En 2014, alors qu’il dirigeait Flyerco, Ulrich s’est associé à Senam Beheton, fondateur d’Etrilabs, pour lancer TEKXL, un constructeur de capital-risque qui forme et investit dans des startups africaines.


Suggérée de lire: Hors de Cotonou, les start-ups de nouvelle génération d’Etrilabs construisent pour le monde.


Jusqu’à présent, à travers Etrilabs et TEKXL, Ulrich et Senam travaillent en étroite collaboration avec des dizaines de développeurs, entrepreneurs, concepteurs, créateurs de contenu et spécialistes du marketing numérique, les encadrant et les formant à la construction de produits de classe mondiale.

Senam Beheton

Ulrich ne peut plus se permettre de rester au Bénin comme il le faisait auparavant. Son inclination du conseil en logiciel vers l’esprit d’entreprise l’oblige à voyager régulièrement hors du Bénin pour accéder à un marché plus vaste ainsi qu’au financement.
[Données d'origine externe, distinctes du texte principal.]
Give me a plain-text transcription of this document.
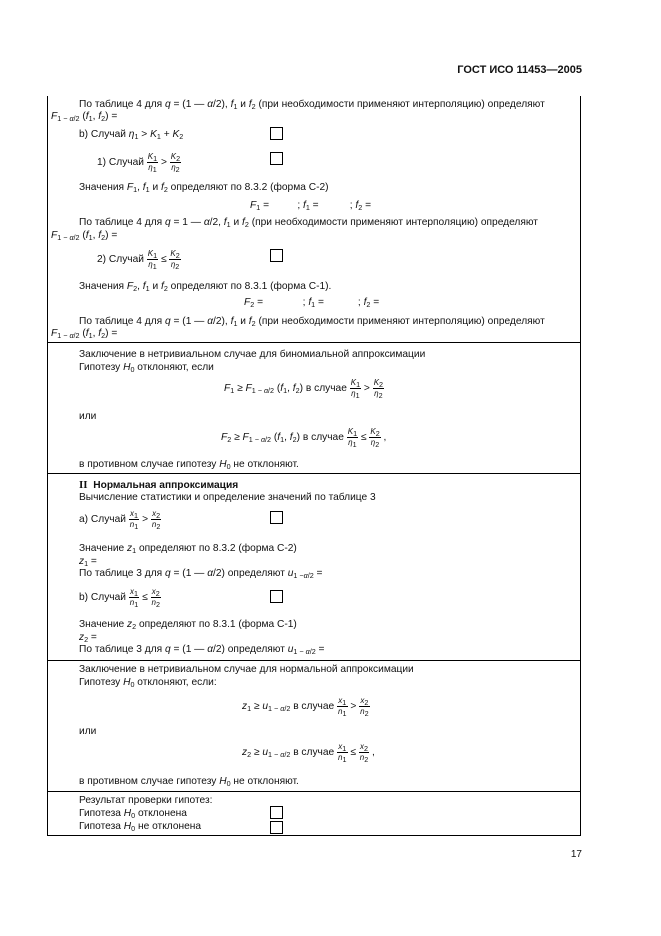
ГОСТ ИСО 11453—2005
По таблице 4 для q = (1 — α/2), $f_1$ и $f_2$ (при необходимости применяют интерполяцию) определяют
$F_{1 - \alpha/2}$ ($f_1$, $f_2$) =
b) Случай $\eta_1 > K_1 + K_2$
1) Случай $\frac{K_1}{\eta_1} > \frac{K_2}{\eta_2}$
Значения $F_1$, $f_1$ и $f_2$ определяют по 8.3.2 (форма С-2)
$F_1$ =          ; $f_1$ =           ; $f_2$ =
По таблице 4 для q = 1 — α/2, $f_1$ и $f_2$ (при необходимости применяют интерполяцию) определяют
$F_{1 - \alpha/2}$ ($f_1$, $f_2$) =
2) Случай $\frac{K_1}{\eta_1} \le \frac{K_2}{\eta_2}$
Значения $F_2$, $f_1$ и $f_2$ определяют по 8.3.1 (форма С-1).
$F_2$ =              ; $f_1$ =            ; $f_2$ =
По таблице 4 для q = (1 — α/2), $f_1$ и $f_2$ (при необходимости применяют интерполяцию) определяют
$F_{1 - \alpha/2}$ ($f_1$, $f_2$) =
Заключение в нетривиальном случае для биномиальной аппроксимации
Гипотезу $H_0$ отклоняют, если
$F_1 \ge F_{1 - \alpha/2}$ ($f_1$, $f_2$) в случае $\frac{K_1}{\eta_1} > \frac{K_2}{\eta_2}$
или
$F_2 \ge F_{1 - \alpha/2}$ ($f_1$, $f_2$) в случае $\frac{K_1}{\eta_1} \le \frac{K_2}{\eta_2}$ ,
в противном случае гипотезу $H_0$ не отклоняют.
II Нормальная аппроксимация
Вычисление статистики и определение значений по таблице 3
a) Случай $\frac{x_1}{n_1} > \frac{x_2}{n_2}$
Значение $z_1$ определяют по 8.3.2 (форма С-2)
$z_1$ =
По таблице 3 для q = (1 — α/2) определяют $u_{1 -\alpha/2}$ =
b) Случай $\frac{x_1}{n_1} \le \frac{x_2}{n_2}$
Значение $z_2$ определяют по 8.3.1 (форма С-1)
$z_2$ =
По таблице 3 для q = (1 — α/2) определяют $u_{1 - \alpha/2}$ =
Заключение в нетривиальном случае для нормальной аппроксимации
Гипотезу $H_0$ отклоняют, если:
$z_1 \ge u_{1 - \alpha/2}$ в случае $\frac{x_1}{n_1} > \frac{x_2}{n_2}$
или
$z_2 \ge u_{1 - \alpha/2}$ в случае $\frac{x_1}{n_1} \le \frac{x_2}{n_2}$ ,
в противном случае гипотезу $H_0$ не отклоняют.
Результат проверки гипотез:
Гипотеза $H_0$ отклонена
Гипотеза $H_0$ не отклонена
17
Quand il n’investit pas dans la communauté technologique béninoise, Ulrich continue de consulter des entreprises du monde entier.

“Je commence aussi à travailler sur des idées pour améliorer le support client et le marketing pour les petites entreprises en Afrique.”

Ulrich Sossou souhaite continuer à développer des talents et des entrepreneurs de premier plan dans le secteur de la technologie au Bénin. Il prévoit également d’utiliser ses compétences pour résoudre autant de problèmes africains que possible.